I walked into Bruno’s studio in the late 1990s, hoping to begin a relationship. He was a top tier studio photographer with an emphasis on classic cars, My pal Rick from Guilford put us in touch. Bruno also liked and rode bicycles so I felt comfortable that my needs for product shots could be easily understood. It’s no small task trying to convey your own vision for what you do to others whose task includes tapping their vision to make it work. There’s often that icky line where you have to accept that what you want will come out differently. The light hitting paint a certain way. The handlebars turned a degree from where you wanted them. The rotation of the cranks. Shit like that. Over time, I learned, no – I accepted – that these are collaborations and the image is almost more the shooter’s than mine. A successful join is when you like his versions even better than what you came in hoping for. With Bruno, I always did.

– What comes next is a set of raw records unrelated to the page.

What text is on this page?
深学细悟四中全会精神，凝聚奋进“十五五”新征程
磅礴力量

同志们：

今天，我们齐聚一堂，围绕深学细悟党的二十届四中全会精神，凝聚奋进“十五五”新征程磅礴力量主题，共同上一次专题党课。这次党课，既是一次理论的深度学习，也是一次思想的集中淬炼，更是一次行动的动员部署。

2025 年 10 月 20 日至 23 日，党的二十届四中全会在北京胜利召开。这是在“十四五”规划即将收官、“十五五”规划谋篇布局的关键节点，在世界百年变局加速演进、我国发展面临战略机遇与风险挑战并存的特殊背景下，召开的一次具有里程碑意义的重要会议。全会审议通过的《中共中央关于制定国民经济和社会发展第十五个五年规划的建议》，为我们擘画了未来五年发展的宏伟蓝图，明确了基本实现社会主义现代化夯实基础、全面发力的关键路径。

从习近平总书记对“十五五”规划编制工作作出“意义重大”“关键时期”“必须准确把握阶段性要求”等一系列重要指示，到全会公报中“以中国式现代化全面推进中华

But the point here is this – when I did walk in that first time, he says, “I know you.” Turns out Bruno shot this picture of me almost 20 years earlier for Union Trust. I had to be reminded it even existed, and that his capture made it onto the cover of the bank’s in house magazine.
For the detail vampires, the location is the Giro de New London, a criterium that seemingly ran forever in Connecticut. I’m wearing Puma shoes, a pair of Moa 80/20 shorts, and that lovely Belgian track jersey I still had from when I lived in London in 1972. It was blue with slim red stripes. Brancale helmet, I think. Super Record Campagnolo. Cinelli VIP ‘bars, stem, and saddle. No index shifting. Back then, your hands and fingers were indexed and you knew intuitively how to shift, and when. Cool was about to end in the next few seasons.